17 Jul 2009

The Lighthouse


I had no idea, when I was walking the dog and trying ineffectually, to help Sandy fly his kite (Is it a man thing, kite flying? I just get in knots) that the lighthouse we could see from the dunes was THE lighthouse of Virginia Woolf fame and the beach around it up for sale - now sold at £70000 I think). I still remember the impact that book had on me when I read it 46 years ago (oh help!) It was the first novel I'd read that was at once poetic yet still a novel, many-layered, peopled with characters I came to know intimately and in some case (Charles Tansley) to hate with a frustrated, impotent, fury.

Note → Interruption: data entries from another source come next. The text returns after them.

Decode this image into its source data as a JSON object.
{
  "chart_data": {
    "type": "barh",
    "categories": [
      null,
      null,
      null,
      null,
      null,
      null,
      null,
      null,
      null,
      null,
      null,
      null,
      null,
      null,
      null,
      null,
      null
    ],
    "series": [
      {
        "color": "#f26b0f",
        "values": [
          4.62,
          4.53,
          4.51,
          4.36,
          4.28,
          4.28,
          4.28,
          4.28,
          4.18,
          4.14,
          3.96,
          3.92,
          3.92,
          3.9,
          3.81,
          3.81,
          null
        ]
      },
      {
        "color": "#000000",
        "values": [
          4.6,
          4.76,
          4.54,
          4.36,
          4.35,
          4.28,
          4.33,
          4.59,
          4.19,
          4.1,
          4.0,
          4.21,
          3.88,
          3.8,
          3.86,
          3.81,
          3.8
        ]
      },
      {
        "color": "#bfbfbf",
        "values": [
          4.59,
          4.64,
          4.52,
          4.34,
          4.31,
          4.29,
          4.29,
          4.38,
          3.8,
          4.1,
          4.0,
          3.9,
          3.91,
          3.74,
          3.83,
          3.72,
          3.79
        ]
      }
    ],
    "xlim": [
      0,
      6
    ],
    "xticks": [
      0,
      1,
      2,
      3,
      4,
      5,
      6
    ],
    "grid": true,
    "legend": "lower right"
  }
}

I wasn't to be a mother for another 10 years or more but I felt Mrs Ramsay's irritation and distress as her husband callously, thoughtlessly, with gloomy forecasts of inclement weather, destroyed the hopes and dreams of James, their young son, who so wanted an expedition to the Lighthouse the following day.

The other more complex themes I suppose I've either experienced myself or watched others going through in the many years that have passed since that first reading. The position of people who apparently arrive spontanteously and haphazardly into our lives and the influence they have over our subsequent passage, or the more permanent personalities we almost deny affecting us (I'm thinking of Mr. Ramsey here who, once cut adrift without his wife, suffered the anguish and fear which he scarcely acknowledged she had been softening and cushioning for him all their married life.)

The book has been a touch-stone for me - but rarely acknowledged for its influence on my life.